Der Finanzsektor als Hebel für die Kreislaufwirtschaft: Entwicklung und Potenziale von Green Taxonomien
- Anna Nägele
- 17. Sept.
- 5 Min. Lesezeit

Die Transformation hin zu einer Kreislaufwirtschaft erfordert nicht nur innovative Unternehmen, sondern auch gezielte Investitionen. Der Finanzsektor entscheidet täglich, welche Projekte finanziert werden. Um Kapitalströme konsequent in nachhaltige Geschäftsmodelle zu lenken, braucht es klare Kriterien. Taxonomien bieten genau das: Sie schaffen Transparenz, reduzieren Greenwashing und definieren, welche Aktivitäten tatsächlich einen Beitrag zu Klima- und Umweltzielen leisten. Die EU hat eine Umwelt-Taxonomie erstellt, die viele, jedoch bei weitem nicht alle Wirtschaftsaktivitäten der Europäischen Union abdeckt. Dennoch bietet sie ein gutes, erstes Rahmenwerk um wirtschaftliche Aktivitäten entsprechend ihrer Nachhaltigkeit zu klassifizieren. Zusätzlich gibt es aktuell den Vorschlag einer Sozialen Taxonomie, diese ist jedoch noch in Bearbeitung und wird wohl noch etwas Zeit brauchen, bis sie finalisiert und gültig wird.
Warum Grüne Taxonomien?
Grüne Taxonomien stellen einen Klassifizierungsrahmen bereit, der definiert, welche Wirtschaftsaktivitäten als nachhaltig gelten und wie diese im Detail abzugrenzen sind. Auf diese Weise schaffen sie eine gemeinsame Grundlage für Finanzwirtschaft und Realwirtschaft. Sie erhöhen die Nachvollziehbarkeit von Investitionen, verbessern die Risikobewertung und tragen dazu bei, Finanzströme mit Klimaneutralitätszielen in Einklang zu bringen. Langfristig sollen sie eine ökologisch nachhaltige Wirtschaft fördern und Kapital in Tätigkeiten umleiten, die tatsächlich umweltverträglich sind. Damit eine wirtschaftliche Aktivität als „taxonomiekonform“ gilt, müssen bestimmte Kriterien erfüllt sein:
Erstens muss ein wesentlicher Beitrag zu mindestens einem der Umweltziele der Taxonomie gegeben sein. Die Ziele sind:
Klimaschutz
Klimawandelanpassung
Nachhaltige Nutzung und Schutz von Wasser- und Meeresressourcen
Übergang zu einer Kreislaufwirtschaft
Vermeidung und Verminderung der Umweltverschmutzung
Schutz und Wiederherstellung der Biodiversität und der Ökosysteme
Zweitens darf sie keine erheblichen negativen Auswirkungen auf andere Umweltziele verursachen, sie werden auch „Do no significant harm“ Kriterien (DNSH) genannt.

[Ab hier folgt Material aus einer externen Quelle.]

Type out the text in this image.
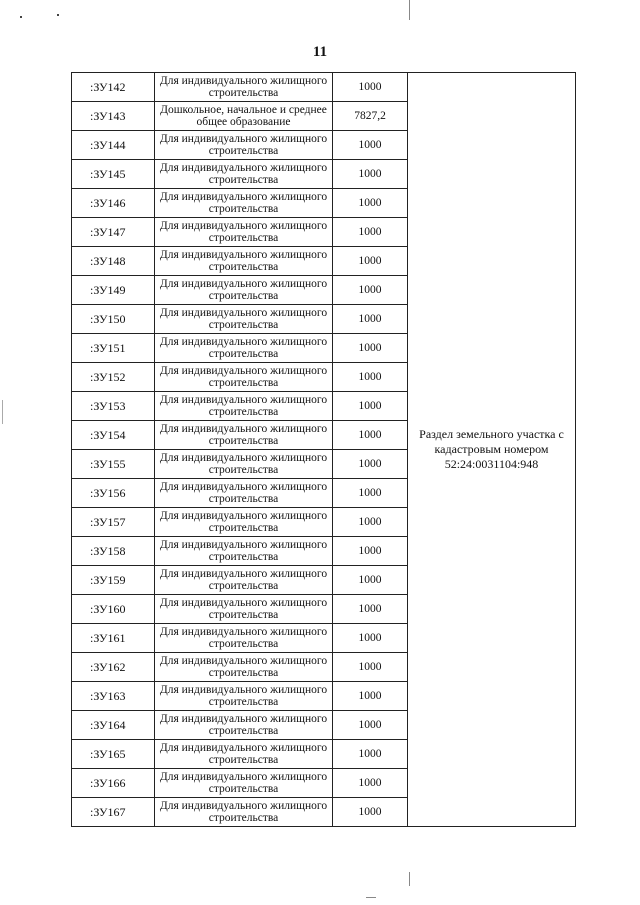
11
:ЗУ142	Для индивидуального жилищного строительства	1000	Раздел земельного участка с кадастровым номером 52:24:0031104:948
:ЗУ143	Дошкольное, начальное и среднее общее образование	7827,2	
:ЗУ144	Для индивидуального жилищного строительства	1000	
:ЗУ145	Для индивидуального жилищного строительства	1000	
:ЗУ146	Для индивидуального жилищного строительства	1000	
:ЗУ147	Для индивидуального жилищного строительства	1000	
:ЗУ148	Для индивидуального жилищного строительства	1000	
:ЗУ149	Для индивидуального жилищного строительства	1000	
:ЗУ150	Для индивидуального жилищного строительства	1000	
:ЗУ151	Для индивидуального жилищного строительства	1000	
:ЗУ152	Для индивидуального жилищного строительства	1000	
:ЗУ153	Для индивидуального жилищного строительства	1000	
:ЗУ154	Для индивидуального жилищного строительства	1000	
:ЗУ155	Для индивидуального жилищного строительства	1000	
:ЗУ156	Для индивидуального жилищного строительства	1000	
:ЗУ157	Для индивидуального жилищного строительства	1000	
:ЗУ158	Для индивидуального жилищного строительства	1000	
:ЗУ159	Для индивидуального жилищного строительства	1000	
:ЗУ160	Для индивидуального жилищного строительства	1000	
:ЗУ161	Для индивидуального жилищного строительства	1000	
:ЗУ162	Для индивидуального жилищного строительства	1000	
:ЗУ163	Для индивидуального жилищного строительства	1000	
:ЗУ164	Для индивидуального жилищного строительства	1000	
:ЗУ165	Для индивидуального жилищного строительства	1000	
:ЗУ166	Для индивидуального жилищного строительства	1000	
:ЗУ167	Для индивидуального жилищного строительства	1000	
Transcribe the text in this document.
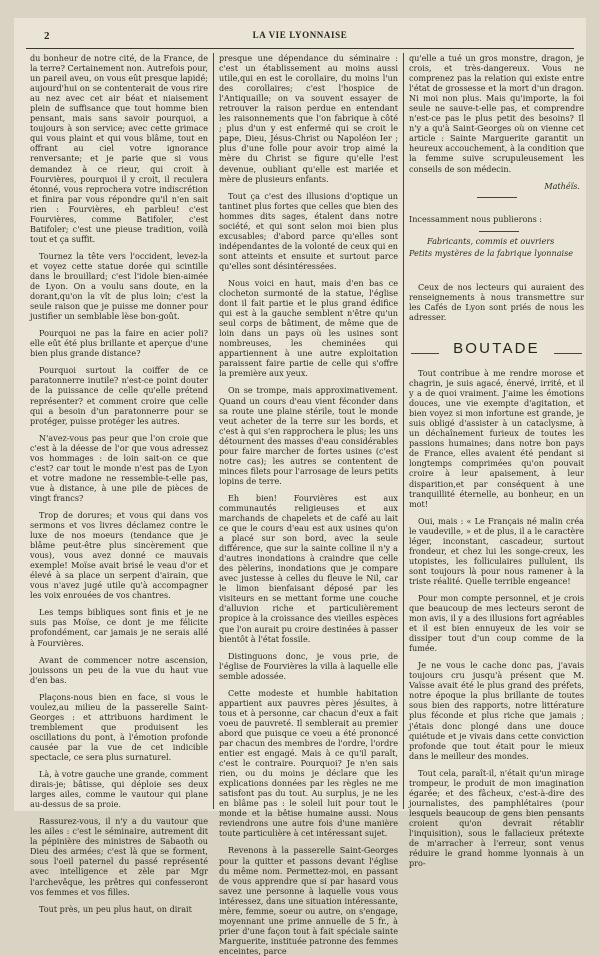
2	LA VIE LYONNAISE

du bonheur de notre cité, de la France, de la terre? Certainement non. Autrefois pour, un pareil aveu, on vous eût presque lapidé; aujourd'hui on se contenterait de vous rire au nez avec cet air béat et niaisement plein de suffisance que tout homme bien pensant, mais sans savoir pourquoi, a toujours à son service; avec cette grimace qui vous plaint et qui vous blâme, tout en offrant au ciel votre ignorance renversante; et je parie que si vous demandez à ce rieur, qui croit à Fourvières, pourquoi il y croit, il reculera étonné, vous reprochera votre indiscrétion et finira par vous répondre qu'il n'en sait rien : Fourvières, eh parbleu! c'est Fourvières, comme Batifoler, c'est Batifoler; c'est une pieuse tradition, voilà tout et ça suffit.

Tournez la tête vers l'occident, levez-la et voyez cette statue dorée qui scintille dans le brouillard; c'est l'idole bien-aimée de Lyon. On a voulu sans doute, en la dorant,qu'on la vît de plus loin; c'est la seule raison que je puisse me donner pour justifier un semblable lèse bon-goût.

Pourquoi ne pas la faire en acier poli? elle eût été plus brillante et aperçue d'une bien plus grande distance?

Pourquoi surtout la coiffer de ce paratonnerre inutile? n'est-ce point douter de la puissance de celle qu'elle prétend représenter? et comment croire que celle qui a besoin d'un paratonnerre pour se protéger, puisse protéger les autres.

N'avez-vous pas peur que l'on croie que c'est à la déesse de l'or que vous adressez vos hommages : de loin sait-on ce que c'est? car tout le monde n'est pas de Lyon et votre madone ne ressemble-t-elle pas, vue à distance, à une pile de pièces de vingt francs?

Trop de dorures; et vous qui dans vos sermons et vos livres déclamez contre le luxe de nos moeurs (tendance que je blâme peut-être plus sincèrement que vous), vous avez donné ce mauvais exemple! Moïse avait brisé le veau d'or et élevé à sa place un serpent d'airain, que vous n'avez jugé utile qu'à accompagner les voix enrouées de vos chantres.

Les temps bibliques sont finis et je ne suis pas Moïse, ce dont je me félicite profondément, car jamais je ne serais allé à Fourvières.

Avant de commencer notre ascension, jouissons un peu de la vue du haut vue d'en bas.

Plaçons-nous bien en face, si vous le voulez,au milieu de la passerelle Saint-Georges : et attribuons hardiment le tremblement que produisent les oscillations du pont, à l'émotion profonde causée par la vue de cet indicible spectacle, ce sera plus surnaturel.

Là, à votre gauche une grande, comment dirais-je; bâtisse, qui déploie ses deux larges ailes, comme le vautour qui plane au-dessus de sa proie.

Rassurez-vous, il n'y a du vautour que les ailes : c'est le séminaire, autrement dit la pépinière des ministres de Sabaoth ou Dieu des armées; c'est là que se forment, sous l'oeil paternel du passé représenté avec intelligence et zèle par Mgr l'archevêque, les prêtres qui confesseront vos femmes et vos filles.

Tout près, un peu plus haut, on dirait

presque une dépendance du séminaire : c'est un établissement au moins aussi utile,qui en est le corollaire, du moins l'un des corollaires; c'est l'hospice de l'Antiquaille; on va souvent essayer de retrouver la raison perdue en entendant les raisonnements que l'on fabrique à côté ; plus d'un y est enfermé qui se croit le pape, Dieu, Jésus-Christ ou Napoléon Ier ; plus d'une folle pour avoir trop aimé la mère du Christ se figure qu'elle l'est devenue, oubliant qu'elle est mariée et mère de plusieurs enfants.

Tout ça c'est des illusions d'optique un tantinet plus fortes que celles que bien des hommes dits sages, étalent dans notre société, et qui sont selon moi bien plus excusables; d'abord parce qu'elles sont indépendantes de la volonté de ceux qui en sont atteints et ensuite et surtout parce qu'elles sont désintéressées.

Nous voici en haut, mais d'en bas ce clocheton surmonté de la statue, l'église dont il fait partie et le plus grand édifice qui est à la gauche semblent n'être qu'un seul corps de bâtiment, de même que de loin dans un pays où les usines sont nombreuses, les cheminées qui appartiennent à une autre exploitation paraissent faire partie de celle qui s'offre la première aux yeux.

On se trompe, mais approximativement. Quand un cours d'eau vient féconder dans sa route une plaine stérile, tout le monde veut acheter de la terre sur les bords, et c'est à qui s'en rapprochera le plus; les uns détournent des masses d'eau considérables pour faire marcher de fortes usines (c'est notre cas); les autres se contentent de minces filets pour l'arrosage de leurs petits lopins de terre.

Eh bien! Fourvières est aux communautés religieuses et aux marchands de chapelets et de café au lait ce que le cours d'eau est aux usines qu'on a placé sur son bord, avec la seule différence, que sur la sainte colline il n'y a d'autres inondations à craindre que celle des pèlerins, inondations que je compare avec justesse à celles du fleuve le Nil, car le limon bienfaisant déposé par les visiteurs en se mettant forme une couche d'alluvion riche et particulièrement propice à la croissance des vieilles espèces que l'on aurait pu croire destinées à passer bientôt à l'état fossile.

Distinguons donc, je vous prie, de l'église de Fourvières la villa à laquelle elle semble adossée.

Cette modeste et humble habitation appartient aux pauvres pères jésuites, à tous et à personne, car chacun d'eux a fait voeu de pauvreté. Il semblerait au premier abord que puisque ce voeu a été prononcé par chacun des membres de l'ordre, l'ordre entier est engagé. Mais à ce qu'il paraît, c'est le contraire. Pourquoi? Je n'en sais rien, ou du moins je déclare que les explications données par les règles ne me satisfont pas du tout. Au surplus, je ne les en blâme pas : le soleil luit pour tout le monde et la bêtise humaine aussi. Nous reviendrons une autre fois d'une manière toute particulière à cet intéressant sujet.

Revenons à la passerelle Saint-Georges pour la quitter et passons devant l'église du même nom. Permettez-moi, en passant de vous apprendre que si par hasard vous savez une personne à laquelle vous vous intéressez, dans une situation intéressante, mère, femme, soeur ou autre, on s'engage, moyennant une prime annuelle de 5 fr., à prier d'une façon tout à fait spéciale sainte Marguerite, instituée patronne des femmes enceintes, parce

qu'elle a tué un gros monstre, dragon, je crois, et très-dangereux. Vous ne comprenez pas la relation qui existe entre l'état de grossesse et la mort d'un dragon. Ni moi non plus. Mais qu'importe, la foi seule ne sauve-t-elle pas, et comprendre n'est-ce pas le plus petit des besoins? Il n'y a qu'à Saint-Georges où on vienne cet article : Sainte Marguerite garantit un heureux accouchement, à la condition que la femme suive scrupuleusement les conseils de son médecin.

Mathéïs.

Incessamment nous publierons :

Fabricants, commis et ouvriers
Petits mystères de la fabrique lyonnaise

Ceux de nos lecteurs qui auraient des renseignements à nous transmettre sur les Cafés de Lyon sont priés de nous les adresser.

BOUTADE

Tout contribue à me rendre morose et chagrin, je suis agacé, énervé, irrité, et il y a de quoi vraiment. J'aime les émotions douces, une vie exempte d'agitation, et bien voyez si mon infortune est grande, je suis obligé d'assister à un cataclysme, à un déchaînement furieux de toutes les passions humaines; dans notre bon pays de France, elles avaient été pendant si longtemps comprimées qu'on pouvait croire à leur apaisement, à leur disparition,et par conséquent à une tranquillité éternelle, au bonheur, en un mot!

Oui, mais : « Le Français né malin créa le vaudeville, » et de plus, il a le caractère léger, inconstant, cascadeur, surtout frondeur, et chez lui les songe-creux, les utopistes, les folliculaires pullulent, ils sont toujours là pour nous ramener à la triste réalité. Quelle terrible engeance!

Pour mon compte personnel, et je crois que beaucoup de mes lecteurs seront de mon avis, il y a des illusions fort agréables et il est bien ennuyeux de les voir se dissiper tout d'un coup comme de la fumée.

Je ne vous le cache donc pas, j'avais toujours cru jusqu'à présent que M. Vaïsse avait été le plus grand des préfets, notre époque la plus brillante de toutes sous bien des rapports, notre littérature plus féconde et plus riche que jamais ; j'étais donc plongé dans une douce quiétude et je vivais dans cette conviction profonde que tout était pour le mieux dans le meilleur des mondes.

Tout cela, paraît-il, n'était qu'un mirage trompeur, le produit de mon imagination égarée; et des fâcheux, c'est-à-dire des journalistes, des pamphlétaires (pour lesquels beaucoup de gens bien pensants croient qu'on devrait rétablir l'inquisition), sous le fallacieux prétexte de m'arracher à l'erreur, sont venus réduire le grand homme lyonnais à un pro-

Drittens muss sie mit grundlegenden sozialen Mindeststandards vereinbar sein, insbesondere mit internationalen Arbeits- und Menschenrechtsnormen, wie sie etwa von der OECD oder den Vereinten Nationen definiert werden. Ob diese Bedingungen erfüllt sind, wird über technische Prüfkriterien und Leistungsgrenzen bewertet, die sicherstellen, dass nur tatsächlich nachhaltige Aktivitäten als solche klassifiziert werden. (Trivedi & Srivastava, 2022)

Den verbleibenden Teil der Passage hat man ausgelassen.